Камень и боль
Шрифт:
В первый и последний раз Микеланджело ваяет крылья.
За колонной храма стоит тень и смотрит на него. Микеланджело чувствует, что за ним следят, но всякий раз, как обернется, позади – пусто, никого нет. Только несколько старых женщин еще остались в храме, но они стоят на коленях перед главным алтарем, застыв в долгой молитве. Тень крадучись, ползком подбирается все ближе и ближе, потом вдруг остановилась. Микеланджело вновь почувствовал ее взгляд, словно липкое прикосновение паука на своей спине, и быстро оборачивается. Нет, он совсем один, сзади никого, и старухи сердито ушли молиться в другое место, в другую церковь, где слова молитв не будут заглушаться ударами по камню. Он крепко сжал в руке резец, как оружие, и двинулся навстречу неведомому взгляду, ища его. Но тень неслышно скрылась между колонн, а там и вовсе выскользнула из храма, сняв в портале черную маску с лица и скинув с плеч черный плащ. И Микеланджело, никого не встретив, возвращается к своему произведению, чтобы вскоре погрузиться в него, забыв обо всех тенях, что бродят
В первый и последний раз Микеланджело ваяет крылья.
ЗМЕИНОЕ ОЖЕРЕЛЬЕ
По всему городу шли настойчивые толки о войне, и верховный командующий болонских скьопетти мессер Асдрубале Тоцци вернулся из дворца Бентивольо раздосадованный, оттого что опять не послушались его советов и Бентивольо по-прежнему не решаются выступить, хотя момент самый подходящий. Получается просто стыдно перед гостем Оливеротто да Фермо, молодым кондотьером папского сына дона Сезара… Асдрубале Тоцци, высокий, мускулистый, с раздражением откинул меч, сел за стол и стал ждать, чтобы жена принесла ему бокал вина.

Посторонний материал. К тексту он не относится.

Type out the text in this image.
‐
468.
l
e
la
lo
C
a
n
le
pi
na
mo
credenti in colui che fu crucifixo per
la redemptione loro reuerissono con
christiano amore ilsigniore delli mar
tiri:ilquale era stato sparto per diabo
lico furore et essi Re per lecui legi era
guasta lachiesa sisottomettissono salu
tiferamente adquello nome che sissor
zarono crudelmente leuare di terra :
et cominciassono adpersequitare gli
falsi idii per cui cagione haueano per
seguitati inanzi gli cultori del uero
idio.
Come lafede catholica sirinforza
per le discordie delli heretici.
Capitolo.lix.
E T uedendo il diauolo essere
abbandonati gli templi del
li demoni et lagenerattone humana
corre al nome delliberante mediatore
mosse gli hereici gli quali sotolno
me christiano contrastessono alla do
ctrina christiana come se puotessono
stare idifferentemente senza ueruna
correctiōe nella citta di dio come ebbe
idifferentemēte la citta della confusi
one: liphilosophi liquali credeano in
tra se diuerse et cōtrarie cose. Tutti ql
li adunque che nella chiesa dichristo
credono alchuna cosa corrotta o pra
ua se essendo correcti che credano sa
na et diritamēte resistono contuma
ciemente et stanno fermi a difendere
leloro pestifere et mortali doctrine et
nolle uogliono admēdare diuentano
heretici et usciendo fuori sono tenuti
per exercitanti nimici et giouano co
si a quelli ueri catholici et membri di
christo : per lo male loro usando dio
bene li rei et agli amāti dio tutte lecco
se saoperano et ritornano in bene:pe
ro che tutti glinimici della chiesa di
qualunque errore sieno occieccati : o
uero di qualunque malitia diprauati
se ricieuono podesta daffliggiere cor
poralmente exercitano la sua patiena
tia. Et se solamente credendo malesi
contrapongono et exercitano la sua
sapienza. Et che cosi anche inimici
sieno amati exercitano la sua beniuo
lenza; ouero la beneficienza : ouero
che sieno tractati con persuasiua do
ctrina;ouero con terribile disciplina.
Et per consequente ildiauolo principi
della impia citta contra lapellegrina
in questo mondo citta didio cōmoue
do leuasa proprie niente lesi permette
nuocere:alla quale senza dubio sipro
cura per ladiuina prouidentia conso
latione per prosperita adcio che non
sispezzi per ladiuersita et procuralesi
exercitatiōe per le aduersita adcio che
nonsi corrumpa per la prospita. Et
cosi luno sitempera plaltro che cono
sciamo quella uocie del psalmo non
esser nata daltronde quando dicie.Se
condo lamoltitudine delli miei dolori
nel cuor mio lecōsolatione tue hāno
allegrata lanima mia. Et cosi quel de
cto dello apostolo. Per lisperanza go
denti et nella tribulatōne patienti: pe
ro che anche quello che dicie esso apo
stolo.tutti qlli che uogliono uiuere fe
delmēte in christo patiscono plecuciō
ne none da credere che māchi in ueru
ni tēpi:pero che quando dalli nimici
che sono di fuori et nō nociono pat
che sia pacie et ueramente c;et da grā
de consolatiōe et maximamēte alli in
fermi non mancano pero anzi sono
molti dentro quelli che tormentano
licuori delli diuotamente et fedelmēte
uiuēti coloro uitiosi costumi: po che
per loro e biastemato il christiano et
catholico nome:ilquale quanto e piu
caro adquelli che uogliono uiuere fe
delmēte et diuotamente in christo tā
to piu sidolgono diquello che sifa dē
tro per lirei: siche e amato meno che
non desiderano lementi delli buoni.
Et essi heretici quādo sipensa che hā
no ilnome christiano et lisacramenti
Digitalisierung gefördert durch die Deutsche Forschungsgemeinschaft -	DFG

Но вместо нее с подносом и кувшином вина появилась служанка неопрятно-жирная, толстая, с заячьей губой, до того противная, что от ее взгляда скисло бы вино, и лучше приправленное. На раздраженный вопрос хозяина она с готовностью ответила, что монны Кьяры нету дома, опять нету, она не ждала синьора так поздно… При этом служанка ухмылялась так, словно ее сообщение доставляло удовольствие ей самой. Асдрубале терпеть ее не мог, – часто ему казалось, что она приносит дому несчастье, – он несколько раз прогонял ее, но она каждый раз возвращалась обратно, так что в конце концов мессер Тоцци махнул рукой. И без того хлопот по горло. Порой ему приходило на ум, что эта уродина – необходимая принадлежность дома, как куча мусора и навоза под окнами. Нельзя отрицать, что при ней в доме всегда царит порядок и спокойствие, слуги ее боятся, а монна Кьяра – плохая хозяйка… Так что уродину оставляли, но Тоцци разговаривал с ней одними кулаками, и она, заслышав его голос, тотчас скрывалась. Тем сильней удивился он ее появлению с вином. В нем разыгралась желчь, и он уже нацелился кулаком прямо ей в зубы, но вдруг злая усмешка в углах ее мерзкого рта и насмешливый, язвительный взгляд остановили его, – зуботычина не состоялась. Девка явно смеется над ним… И Тоцци почувствовал, что по лбу у него покатились капельки пота. Потому что, если эта уродина над ним издевается, значит, у нее есть веское основание или она просто помешалась. Но нет – она не сумасшедшая. И, не скрывая язвительной улыбки, она снова загнусила, что госпожа опять ушла, уж давно ушла, вскоре после полудня, как всегда, пока господин был в Риме… Говорит, и держит поднос с вином, которое скисло, и ждет. Асдрубале Тоцци дал ей тумака, пристегнул опять меч, накинул плащ и вышел.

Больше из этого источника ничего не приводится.